One immediate and telling sign of OCD is the accumulation of receipts. Piles upon piles of receipts. Some are important, I might return that bike if it proves unsteady. Some, not so much. I’m pretty sure Target will not take back the veggie burgers I bought 6 months ago. Gas receipts, food receipts, bar receipts (did I really drink THAT much on January 12, 2012?), grocery receipts, gift receipts, the list goes on.  This wouldn’t bother me so much, besides being a safety hazard as a fire accelerant, if each receipt didn’t hold a cutting reminder of who I was and where I was on that particular day. 

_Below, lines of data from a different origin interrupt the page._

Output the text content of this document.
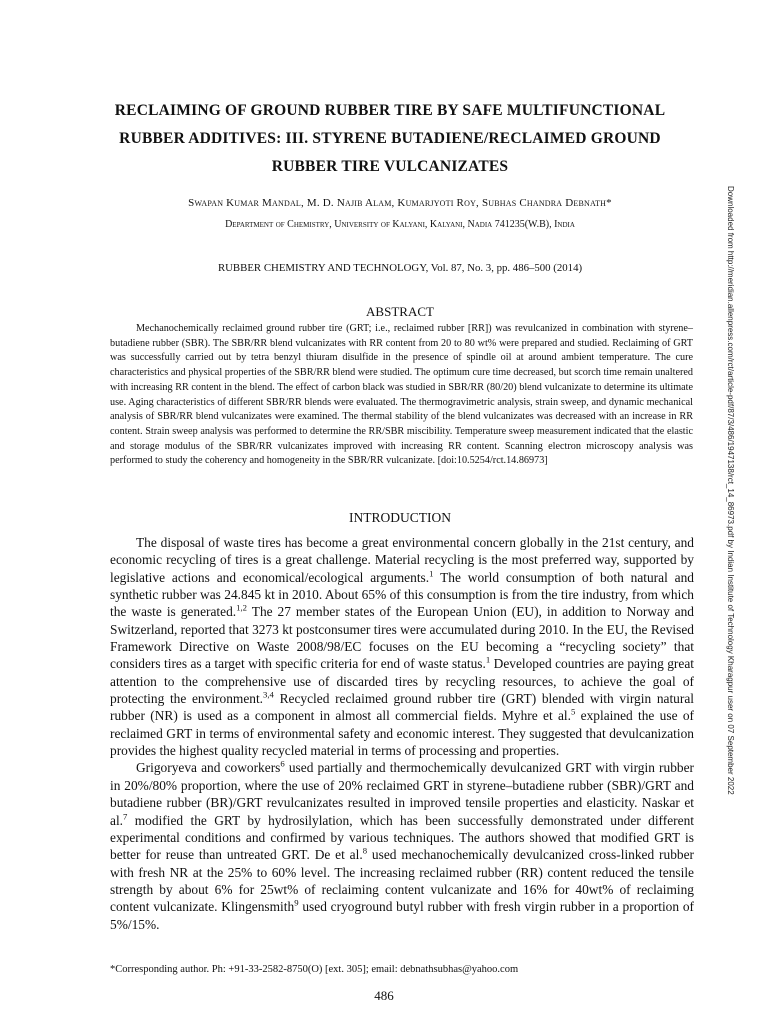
RECLAIMING OF GROUND RUBBER TIRE BY SAFE MULTIFUNCTIONAL
RUBBER ADDITIVES: III. STYRENE BUTADIENE/RECLAIMED GROUND
RUBBER TIRE VULCANIZATES
Swapan Kumar Mandal, M. D. Najib Alam, Kumarjyoti Roy, Subhas Chandra Debnath*
Department of Chemistry, University of Kalyani, Kalyani, Nadia 741235(W.B), India
RUBBER CHEMISTRY AND TECHNOLOGY, Vol. 87, No. 3, pp. 486–500 (2014)
ABSTRACT
Mechanochemically reclaimed ground rubber tire (GRT; i.e., reclaimed rubber [RR]) was revulcanized in combination with styrene–butadiene rubber (SBR). The SBR/RR blend vulcanizates with RR content from 20 to 80 wt% were prepared and studied. Reclaiming of GRT was successfully carried out by tetra benzyl thiuram disulfide in the presence of spindle oil at around ambient temperature. The cure characteristics and physical properties of the SBR/RR blend were studied. The optimum cure time decreased, but scorch time remain unaltered with increasing RR content in the blend. The effect of carbon black was studied in SBR/RR (80/20) blend vulcanizate to determine its ultimate use. Aging characteristics of different SBR/RR blends were evaluated. The thermogravimetric analysis, strain sweep, and dynamic mechanical analysis of SBR/RR blend vulcanizates were examined. The thermal stability of the blend vulcanizates was decreased with an increase in RR content. Strain sweep analysis was performed to determine the RR/SBR miscibility. Temperature sweep measurement indicated that the elastic and storage modulus of the SBR/RR vulcanizates improved with increasing RR content. Scanning electron microscopy analysis was performed to study the coherency and homogeneity in the SBR/RR vulcanizate. [doi:10.5254/rct.14.86973]
INTRODUCTION

The disposal of waste tires has become a great environmental concern globally in the 21st century, and economic recycling of tires is a great challenge. Material recycling is the most preferred way, supported by legislative actions and economical/ecological arguments.$^1$ The world consumption of both natural and synthetic rubber was 24.845 kt in 2010. About 65% of this consumption is from the tire industry, from which the waste is generated.$^{1,2}$ The 27 member states of the European Union (EU), in addition to Norway and Switzerland, reported that 3273 kt postconsumer tires were accumulated during 2010. In the EU, the Revised Framework Directive on Waste 2008/98/EC focuses on the EU becoming a “recycling society” that considers tires as a target with specific criteria for end of waste status.$^1$ Developed countries are paying great attention to the comprehensive use of discarded tires by recycling resources, to achieve the goal of protecting the environment.$^{3,4}$ Recycled reclaimed ground rubber tire (GRT) blended with virgin natural rubber (NR) is used as a component in almost all commercial fields. Myhre et al.$^5$ explained the use of reclaimed GRT in terms of environmental safety and economic interest. They suggested that devulcanization provides the highest quality recycled material in terms of processing and properties.

Grigoryeva and coworkers$^6$ used partially and thermochemically devulcanized GRT with virgin rubber in 20%/80% proportion, where the use of 20% reclaimed GRT in styrene–butadiene rubber (SBR)/GRT and butadiene rubber (BR)/GRT revulcanizates resulted in improved tensile properties and elasticity. Naskar et al.$^7$ modified the GRT by hydrosilylation, which has been successfully demonstrated under different experimental conditions and confirmed by various techniques. The authors showed that modified GRT is better for reuse than untreated GRT. De et al.$^8$ used mechanochemically devulcanized cross-linked rubber with fresh NR at the 25% to 60% level. The increasing reclaimed rubber (RR) content reduced the tensile strength by about 6% for 25wt% of reclaiming content vulcanizate and 16% for 40wt% of reclaiming content vulcanizate. Klingensmith$^9$ used cryoground butyl rubber with fresh virgin rubber in a proportion of 5%/15%.

*Corresponding author. Ph: +91-33-2582-8750(O) [ext. 305]; email: debnathsubhas@yahoo.com
486
Downloaded from http://meridian.allenpress.com/rct/article-pdf/87/3/486/1947138/rct_14_86973.pdf by Indian Institute of Technology Kharagpur user on 07 September 2022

I target a particular drawer or box or envelope each weekend, to expel its inhabitants and let myself free. Without fail, there is the constant reminder of my ex.  OCD provides you a one-way ticket to Nostalgia because no matter how many things I throw away, shred, pack in boxes with her name in bold black ink – still there is a wayward birthday card mixed in with take-out menus from two apartments ago. Today I cleaned out my car (also a receipt receptacle) and pulled a U-Store-It receipt from FOUR years ago when all our belongings lived in a cold dark closet at the end of a long road. Sometimes I think she taunts me, stabbing blindly with these random reminders. Her credit card bills, her student loan paperwork from 2002, Easter cards from her mom, menus from our favorite restaurants two states away, even a copy of her father’s death certificate.  All these tangible reminders of her enormous presence in my life. OCD makes you hold on to avoid the anxiety of letting go – but what of the anxiety of being tethered?

I smile at my own inconsistencies, because even as I tear up and throw away this weekend’s pile of ancient receipts, I am starting a new one on the kitchen table – Target and Giant and the coffee shop and maybe a movie ticket stub. OCD is a welcome friend – without it I wouldn’t know the right way to sit the dish sponge or that a spoon has to rest on a plate or paper towel, never direct contact with the counter, or that my keys will never be lost because I check and recheck and recheck their presence in my pocket 20 times a day. I wonder if there will be a day when I stare down OCD, purge the past completely, and never have to find her old running shoes buried at the bottom of my old suitcase.